Muss man nicht auch unterschieden, um was für einen Chor es geht? Habe ich den Gesangverein Beispieldorf mit einem Durchschnittsalter von 60 oder einen Pop-Chor mit Sänger:innen zwischen 18 und 45? 

 

Natürlich. Das ist ein riesiger Unterschied. Beim Pop-Chor geht es auch stark um die Verbindung von Bewegung und Stimmführung, rhythmische Akzente durch Bewegungsimpulse. Ein Jugendchor braucht eine vollkommen andere Stimmbildung als ein Seniorenchor. Fremdsprachige Lieder erfordern eine ganz andere Diktion und somit eine andere Vorbereitung auf die Artikulation.

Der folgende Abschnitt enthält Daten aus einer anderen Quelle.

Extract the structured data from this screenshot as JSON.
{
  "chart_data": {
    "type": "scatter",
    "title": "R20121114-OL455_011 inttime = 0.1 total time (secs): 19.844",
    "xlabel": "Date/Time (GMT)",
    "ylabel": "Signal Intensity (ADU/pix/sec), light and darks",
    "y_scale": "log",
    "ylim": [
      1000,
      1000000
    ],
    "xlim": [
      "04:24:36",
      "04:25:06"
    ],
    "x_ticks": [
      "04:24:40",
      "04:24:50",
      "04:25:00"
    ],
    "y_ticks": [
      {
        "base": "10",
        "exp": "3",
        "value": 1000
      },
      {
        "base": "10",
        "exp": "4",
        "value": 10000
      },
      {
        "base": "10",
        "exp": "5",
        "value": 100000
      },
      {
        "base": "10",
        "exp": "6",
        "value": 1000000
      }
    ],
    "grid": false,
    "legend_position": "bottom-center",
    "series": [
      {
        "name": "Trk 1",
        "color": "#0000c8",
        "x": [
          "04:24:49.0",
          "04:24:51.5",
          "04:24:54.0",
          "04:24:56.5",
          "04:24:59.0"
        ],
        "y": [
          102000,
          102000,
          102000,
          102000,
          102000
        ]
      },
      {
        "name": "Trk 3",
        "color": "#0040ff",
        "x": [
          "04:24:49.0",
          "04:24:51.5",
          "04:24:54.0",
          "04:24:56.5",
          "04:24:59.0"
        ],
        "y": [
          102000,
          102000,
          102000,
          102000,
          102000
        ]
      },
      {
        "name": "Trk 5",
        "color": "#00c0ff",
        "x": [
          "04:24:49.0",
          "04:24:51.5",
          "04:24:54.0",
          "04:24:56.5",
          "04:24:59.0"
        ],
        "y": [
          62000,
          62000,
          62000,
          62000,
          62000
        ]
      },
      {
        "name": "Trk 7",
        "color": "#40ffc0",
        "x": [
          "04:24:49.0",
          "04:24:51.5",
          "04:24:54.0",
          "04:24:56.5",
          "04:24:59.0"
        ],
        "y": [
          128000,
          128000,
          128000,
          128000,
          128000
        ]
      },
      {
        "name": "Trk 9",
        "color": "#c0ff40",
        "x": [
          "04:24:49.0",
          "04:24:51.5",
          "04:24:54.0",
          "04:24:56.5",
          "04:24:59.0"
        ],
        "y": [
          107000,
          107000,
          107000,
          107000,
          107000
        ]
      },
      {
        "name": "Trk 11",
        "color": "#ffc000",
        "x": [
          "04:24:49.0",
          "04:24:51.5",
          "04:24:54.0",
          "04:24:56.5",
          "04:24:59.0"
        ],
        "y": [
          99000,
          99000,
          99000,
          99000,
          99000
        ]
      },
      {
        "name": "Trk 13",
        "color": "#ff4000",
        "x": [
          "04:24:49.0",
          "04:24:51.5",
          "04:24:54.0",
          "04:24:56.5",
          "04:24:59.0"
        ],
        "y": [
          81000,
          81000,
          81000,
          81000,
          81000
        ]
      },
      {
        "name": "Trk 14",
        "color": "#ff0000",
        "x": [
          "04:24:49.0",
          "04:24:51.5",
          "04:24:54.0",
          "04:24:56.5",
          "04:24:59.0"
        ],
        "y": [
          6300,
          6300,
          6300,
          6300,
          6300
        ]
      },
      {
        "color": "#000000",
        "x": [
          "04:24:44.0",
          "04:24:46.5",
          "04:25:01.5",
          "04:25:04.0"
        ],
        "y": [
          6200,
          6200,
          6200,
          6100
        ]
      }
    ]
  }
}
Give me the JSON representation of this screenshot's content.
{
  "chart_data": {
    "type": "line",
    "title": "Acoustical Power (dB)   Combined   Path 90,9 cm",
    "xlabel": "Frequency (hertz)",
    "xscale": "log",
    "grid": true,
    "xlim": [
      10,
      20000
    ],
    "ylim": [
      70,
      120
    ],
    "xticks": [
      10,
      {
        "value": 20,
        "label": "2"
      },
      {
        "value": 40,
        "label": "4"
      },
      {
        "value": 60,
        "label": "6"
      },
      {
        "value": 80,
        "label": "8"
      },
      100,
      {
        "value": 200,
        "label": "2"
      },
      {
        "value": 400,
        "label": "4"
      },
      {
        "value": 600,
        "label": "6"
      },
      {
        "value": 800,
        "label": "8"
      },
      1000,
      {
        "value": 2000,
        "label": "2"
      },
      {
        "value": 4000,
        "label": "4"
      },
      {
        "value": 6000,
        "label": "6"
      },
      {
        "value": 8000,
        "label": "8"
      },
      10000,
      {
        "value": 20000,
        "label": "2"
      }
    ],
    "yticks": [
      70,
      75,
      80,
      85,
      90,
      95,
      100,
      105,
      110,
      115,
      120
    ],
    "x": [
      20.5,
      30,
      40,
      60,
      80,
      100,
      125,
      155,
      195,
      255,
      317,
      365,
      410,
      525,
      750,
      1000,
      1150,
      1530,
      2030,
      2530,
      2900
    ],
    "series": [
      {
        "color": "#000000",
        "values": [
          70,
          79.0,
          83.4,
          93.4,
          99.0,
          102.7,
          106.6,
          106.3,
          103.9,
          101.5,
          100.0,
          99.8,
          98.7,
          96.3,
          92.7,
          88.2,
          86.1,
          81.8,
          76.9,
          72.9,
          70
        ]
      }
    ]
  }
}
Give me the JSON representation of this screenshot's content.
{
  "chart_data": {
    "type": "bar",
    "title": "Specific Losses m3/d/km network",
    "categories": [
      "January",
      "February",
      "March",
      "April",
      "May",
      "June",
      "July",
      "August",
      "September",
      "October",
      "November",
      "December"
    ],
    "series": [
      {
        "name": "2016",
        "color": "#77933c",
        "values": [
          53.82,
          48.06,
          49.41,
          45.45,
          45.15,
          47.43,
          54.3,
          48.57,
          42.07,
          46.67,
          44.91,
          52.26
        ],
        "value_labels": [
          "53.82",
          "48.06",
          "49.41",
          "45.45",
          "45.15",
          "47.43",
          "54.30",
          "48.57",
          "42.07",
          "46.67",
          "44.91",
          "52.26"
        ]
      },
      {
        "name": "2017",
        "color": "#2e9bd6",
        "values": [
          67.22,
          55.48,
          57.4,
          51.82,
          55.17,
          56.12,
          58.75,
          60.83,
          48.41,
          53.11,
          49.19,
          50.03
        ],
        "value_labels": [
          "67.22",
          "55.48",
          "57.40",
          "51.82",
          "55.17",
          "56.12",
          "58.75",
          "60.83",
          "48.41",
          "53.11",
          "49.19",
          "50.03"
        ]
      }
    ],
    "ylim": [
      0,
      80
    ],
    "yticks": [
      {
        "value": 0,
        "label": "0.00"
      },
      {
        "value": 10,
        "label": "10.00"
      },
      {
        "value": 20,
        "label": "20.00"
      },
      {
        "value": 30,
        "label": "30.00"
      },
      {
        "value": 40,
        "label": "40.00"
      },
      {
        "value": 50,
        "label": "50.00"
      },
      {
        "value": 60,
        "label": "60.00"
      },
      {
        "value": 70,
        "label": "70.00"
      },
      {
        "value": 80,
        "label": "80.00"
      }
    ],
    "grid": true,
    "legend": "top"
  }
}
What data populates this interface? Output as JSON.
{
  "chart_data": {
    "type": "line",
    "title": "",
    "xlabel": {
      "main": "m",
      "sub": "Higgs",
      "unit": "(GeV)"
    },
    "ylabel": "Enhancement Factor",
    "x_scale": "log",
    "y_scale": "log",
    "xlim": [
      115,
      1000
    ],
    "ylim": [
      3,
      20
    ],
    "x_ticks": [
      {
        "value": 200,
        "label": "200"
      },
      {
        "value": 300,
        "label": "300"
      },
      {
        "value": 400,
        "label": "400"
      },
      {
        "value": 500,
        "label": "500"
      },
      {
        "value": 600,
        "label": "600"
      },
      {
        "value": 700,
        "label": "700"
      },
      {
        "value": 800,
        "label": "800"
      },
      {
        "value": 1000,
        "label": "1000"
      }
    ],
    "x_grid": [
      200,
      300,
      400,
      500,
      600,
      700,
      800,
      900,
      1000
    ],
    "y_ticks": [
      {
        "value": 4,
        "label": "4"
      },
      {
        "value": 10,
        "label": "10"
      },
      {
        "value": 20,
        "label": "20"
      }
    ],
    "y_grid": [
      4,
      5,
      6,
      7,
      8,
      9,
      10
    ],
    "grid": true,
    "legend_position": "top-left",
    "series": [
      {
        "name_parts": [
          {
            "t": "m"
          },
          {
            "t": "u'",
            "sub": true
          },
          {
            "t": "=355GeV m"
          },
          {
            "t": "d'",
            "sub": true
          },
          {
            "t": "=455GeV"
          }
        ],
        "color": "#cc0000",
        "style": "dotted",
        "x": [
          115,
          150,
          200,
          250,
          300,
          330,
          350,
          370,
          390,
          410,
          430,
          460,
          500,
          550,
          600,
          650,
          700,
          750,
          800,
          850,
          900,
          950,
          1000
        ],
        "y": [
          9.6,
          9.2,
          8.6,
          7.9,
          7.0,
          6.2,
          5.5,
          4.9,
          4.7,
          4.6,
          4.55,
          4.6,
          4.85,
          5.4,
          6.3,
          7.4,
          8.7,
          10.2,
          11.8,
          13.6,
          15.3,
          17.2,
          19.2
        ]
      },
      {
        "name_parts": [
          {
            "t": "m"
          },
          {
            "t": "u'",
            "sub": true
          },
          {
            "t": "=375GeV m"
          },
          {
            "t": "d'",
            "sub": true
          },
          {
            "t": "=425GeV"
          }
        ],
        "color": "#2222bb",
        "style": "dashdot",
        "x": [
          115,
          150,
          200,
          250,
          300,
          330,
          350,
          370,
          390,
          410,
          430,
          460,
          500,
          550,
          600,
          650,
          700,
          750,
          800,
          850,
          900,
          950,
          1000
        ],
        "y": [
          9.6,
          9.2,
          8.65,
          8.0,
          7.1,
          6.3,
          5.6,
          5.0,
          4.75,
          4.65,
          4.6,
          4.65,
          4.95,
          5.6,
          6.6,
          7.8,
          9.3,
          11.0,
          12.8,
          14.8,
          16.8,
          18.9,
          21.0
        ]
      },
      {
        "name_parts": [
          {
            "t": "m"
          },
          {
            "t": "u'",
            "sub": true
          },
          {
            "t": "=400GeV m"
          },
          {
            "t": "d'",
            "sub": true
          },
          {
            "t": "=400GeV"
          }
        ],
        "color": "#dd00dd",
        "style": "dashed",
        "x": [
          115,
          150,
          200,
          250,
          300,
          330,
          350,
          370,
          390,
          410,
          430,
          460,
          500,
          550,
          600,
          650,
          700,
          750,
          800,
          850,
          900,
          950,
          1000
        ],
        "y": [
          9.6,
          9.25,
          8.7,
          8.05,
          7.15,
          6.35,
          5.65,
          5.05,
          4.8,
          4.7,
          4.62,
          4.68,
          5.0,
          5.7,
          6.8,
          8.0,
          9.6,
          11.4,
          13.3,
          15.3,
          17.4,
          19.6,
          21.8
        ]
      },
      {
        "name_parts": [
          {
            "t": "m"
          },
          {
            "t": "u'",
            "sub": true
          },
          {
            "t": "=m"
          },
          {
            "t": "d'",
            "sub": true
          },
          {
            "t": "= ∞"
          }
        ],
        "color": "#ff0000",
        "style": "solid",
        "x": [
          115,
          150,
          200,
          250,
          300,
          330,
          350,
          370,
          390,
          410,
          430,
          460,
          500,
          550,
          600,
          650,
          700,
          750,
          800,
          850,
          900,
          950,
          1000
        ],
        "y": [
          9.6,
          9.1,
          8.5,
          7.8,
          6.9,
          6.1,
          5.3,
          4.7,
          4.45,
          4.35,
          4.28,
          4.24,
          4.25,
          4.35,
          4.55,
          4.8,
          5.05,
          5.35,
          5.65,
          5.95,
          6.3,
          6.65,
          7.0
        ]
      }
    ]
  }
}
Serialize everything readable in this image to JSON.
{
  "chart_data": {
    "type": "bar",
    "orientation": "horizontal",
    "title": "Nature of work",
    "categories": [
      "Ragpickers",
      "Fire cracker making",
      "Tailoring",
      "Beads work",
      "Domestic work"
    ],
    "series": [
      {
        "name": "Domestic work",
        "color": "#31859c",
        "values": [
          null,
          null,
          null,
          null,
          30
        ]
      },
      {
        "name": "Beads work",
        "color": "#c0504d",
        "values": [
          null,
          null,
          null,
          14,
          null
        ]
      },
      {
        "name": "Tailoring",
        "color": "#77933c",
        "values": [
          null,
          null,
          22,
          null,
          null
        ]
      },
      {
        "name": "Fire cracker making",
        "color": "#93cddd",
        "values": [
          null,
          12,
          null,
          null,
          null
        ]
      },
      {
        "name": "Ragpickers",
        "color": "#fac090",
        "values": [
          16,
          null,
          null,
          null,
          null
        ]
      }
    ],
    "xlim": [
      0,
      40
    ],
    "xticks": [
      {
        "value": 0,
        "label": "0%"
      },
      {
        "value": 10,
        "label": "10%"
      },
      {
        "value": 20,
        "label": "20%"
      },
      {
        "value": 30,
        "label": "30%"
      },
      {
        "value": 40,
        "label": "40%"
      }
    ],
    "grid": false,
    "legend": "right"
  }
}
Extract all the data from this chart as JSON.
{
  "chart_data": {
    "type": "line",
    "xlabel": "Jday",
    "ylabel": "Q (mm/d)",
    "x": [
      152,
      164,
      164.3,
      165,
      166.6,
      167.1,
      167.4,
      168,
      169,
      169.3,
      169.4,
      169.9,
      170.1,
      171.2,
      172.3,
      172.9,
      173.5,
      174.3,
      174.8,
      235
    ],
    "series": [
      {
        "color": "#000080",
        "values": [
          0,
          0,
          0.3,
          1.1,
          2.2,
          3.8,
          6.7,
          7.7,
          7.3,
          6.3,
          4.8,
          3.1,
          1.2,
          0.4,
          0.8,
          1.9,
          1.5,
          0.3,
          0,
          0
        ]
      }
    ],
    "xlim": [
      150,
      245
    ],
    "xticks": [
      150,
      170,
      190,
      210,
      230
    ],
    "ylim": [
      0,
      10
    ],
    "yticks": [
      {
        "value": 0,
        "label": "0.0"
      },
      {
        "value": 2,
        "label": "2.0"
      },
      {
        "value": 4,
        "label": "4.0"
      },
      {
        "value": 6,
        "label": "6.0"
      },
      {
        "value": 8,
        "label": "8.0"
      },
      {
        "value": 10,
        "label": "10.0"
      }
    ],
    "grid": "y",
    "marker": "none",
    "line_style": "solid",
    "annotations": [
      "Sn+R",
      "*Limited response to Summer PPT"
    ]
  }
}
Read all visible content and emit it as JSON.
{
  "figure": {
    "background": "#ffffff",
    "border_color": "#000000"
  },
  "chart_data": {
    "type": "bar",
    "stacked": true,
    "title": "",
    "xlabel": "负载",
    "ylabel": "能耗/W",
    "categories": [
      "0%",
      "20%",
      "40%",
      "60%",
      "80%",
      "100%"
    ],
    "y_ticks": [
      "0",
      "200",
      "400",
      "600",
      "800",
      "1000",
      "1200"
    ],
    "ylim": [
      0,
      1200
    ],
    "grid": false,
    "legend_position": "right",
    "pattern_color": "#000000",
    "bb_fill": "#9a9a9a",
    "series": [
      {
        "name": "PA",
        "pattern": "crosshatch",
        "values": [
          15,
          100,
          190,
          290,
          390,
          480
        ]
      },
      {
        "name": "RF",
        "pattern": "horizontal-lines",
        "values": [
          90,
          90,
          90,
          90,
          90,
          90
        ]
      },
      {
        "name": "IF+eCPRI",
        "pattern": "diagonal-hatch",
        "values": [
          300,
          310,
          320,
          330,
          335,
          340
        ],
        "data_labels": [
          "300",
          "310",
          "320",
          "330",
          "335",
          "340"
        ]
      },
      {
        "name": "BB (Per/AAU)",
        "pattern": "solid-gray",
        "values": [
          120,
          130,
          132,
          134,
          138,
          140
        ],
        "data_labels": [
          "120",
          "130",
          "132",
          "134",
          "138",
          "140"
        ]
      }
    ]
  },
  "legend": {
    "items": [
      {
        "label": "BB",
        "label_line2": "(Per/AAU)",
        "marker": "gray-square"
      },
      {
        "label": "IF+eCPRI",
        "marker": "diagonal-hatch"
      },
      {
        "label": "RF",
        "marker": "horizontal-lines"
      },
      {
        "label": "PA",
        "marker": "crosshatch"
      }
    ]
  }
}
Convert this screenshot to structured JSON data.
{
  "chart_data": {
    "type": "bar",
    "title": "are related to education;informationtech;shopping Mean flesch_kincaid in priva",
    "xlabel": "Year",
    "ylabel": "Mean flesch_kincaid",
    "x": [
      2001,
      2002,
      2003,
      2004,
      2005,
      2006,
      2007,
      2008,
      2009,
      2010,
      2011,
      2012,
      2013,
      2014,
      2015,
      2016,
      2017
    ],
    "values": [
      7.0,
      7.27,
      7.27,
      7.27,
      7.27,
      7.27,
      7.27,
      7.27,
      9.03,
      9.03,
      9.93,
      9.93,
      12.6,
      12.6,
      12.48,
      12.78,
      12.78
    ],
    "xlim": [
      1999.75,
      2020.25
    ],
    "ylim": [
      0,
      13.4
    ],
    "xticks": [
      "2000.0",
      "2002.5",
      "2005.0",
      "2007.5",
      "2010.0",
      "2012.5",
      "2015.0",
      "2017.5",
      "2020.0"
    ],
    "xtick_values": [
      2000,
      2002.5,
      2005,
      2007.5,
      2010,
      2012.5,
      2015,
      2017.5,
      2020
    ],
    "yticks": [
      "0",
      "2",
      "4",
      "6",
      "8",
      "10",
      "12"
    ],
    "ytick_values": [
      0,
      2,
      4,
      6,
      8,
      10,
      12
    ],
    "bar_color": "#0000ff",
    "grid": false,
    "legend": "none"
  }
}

Ein Kammerchor hat stimmlich vollkommen andere Anforderungen als ein großer Chor mit 30 Personen pro Stimme. Man muss immer individuell schauen, worauf es einem ankommt. 

 

Was halten Sie denn aus fachlicher Sicht von der Überlegung, einmalig für ein Projekt eine ausgebildete Stimmpädagog:in dazuzuholen mit dem Gedanken: ‚Jetzt bekommt jede:r ein bisschen Unterricht und dann passt das wieder‘? 

 

Das kann durchaus beim ein oder anderen einen gewissen nachhaltigen Effekt haben, muss aber nicht. Das ist ein bisschen vergleichbar mit dem Instrumentalspiel. Das wäre so als sage ich: ‚Du bekommt jetzt drei Geigenstunden und dann musst du Geige spielen können.‘ Da ist die Frage: Was ist mein Anspruch? 

 

Ein Chor sagt: ‚Wir wollen natürlich eine gute Qualität im Chor. Aber es ist unser Hobby und muss nicht perfekt sein… 

 

Es geht nicht darum, eine Perfektion zu erreichen. Aber über Stimmphysiologie sollte ich durchaus ein bisschen Bescheid wissen. Der Aspekt des Richtig- oder Falschmachens ist viel wichtiger. Wenn ich einen Chor zur Hochatmung anleite, hat das nichts mit Perfektion zu tun, sondern ist einfach falsch. 

 

Professionelle Stimmbildung kann also auch als Kompetenzerweiterung für den Chor gesehen werden, die den/die Chorleiter:in entlastet? 

 

Das ist ein wichtiger Aspekt, aber ich würde noch weitergehen: Es ist für den Chorleiter eine tolle Unterstützung, aber auch eine Fortbildung. Er wird nicht nur entlastet, sondern lernt, wie Stimmbildung wirken und was sie bewirken kann. Das spielt in der Chorleitungsausbildung zwar auch eine Rolle, aber der Chorleiter hat andere Kernaufgaben. So ist das einerseits eine Entlastung, aber andererseits eine ergänzende Unterstützung. 

 

Annette Mangold.

Foto: privat

Annette Mangold, wurde in Konstanz geboren und lebt in Stuttgart. Nach ihrer Ausbildung zur Logopädin an der Uni Tübingen und ihrem privatem Gesangsstudium arbeitete sie u.a. an der Uni-HNO-Klinik Tübingen und in der Schweiz. Sie ist freiberuflich als Logopädin, Vokalpädagogin, Dozentin, Sängerin, Stimmbildnerin, Stimmtherapeutin, und Musikpädagogin tätig und hat das Gesangspädagogischen Zertifikats des Bund Deutscher Gesangspädagogen (BDG).
Mangold ist verheiratet und hat zwei Kinder.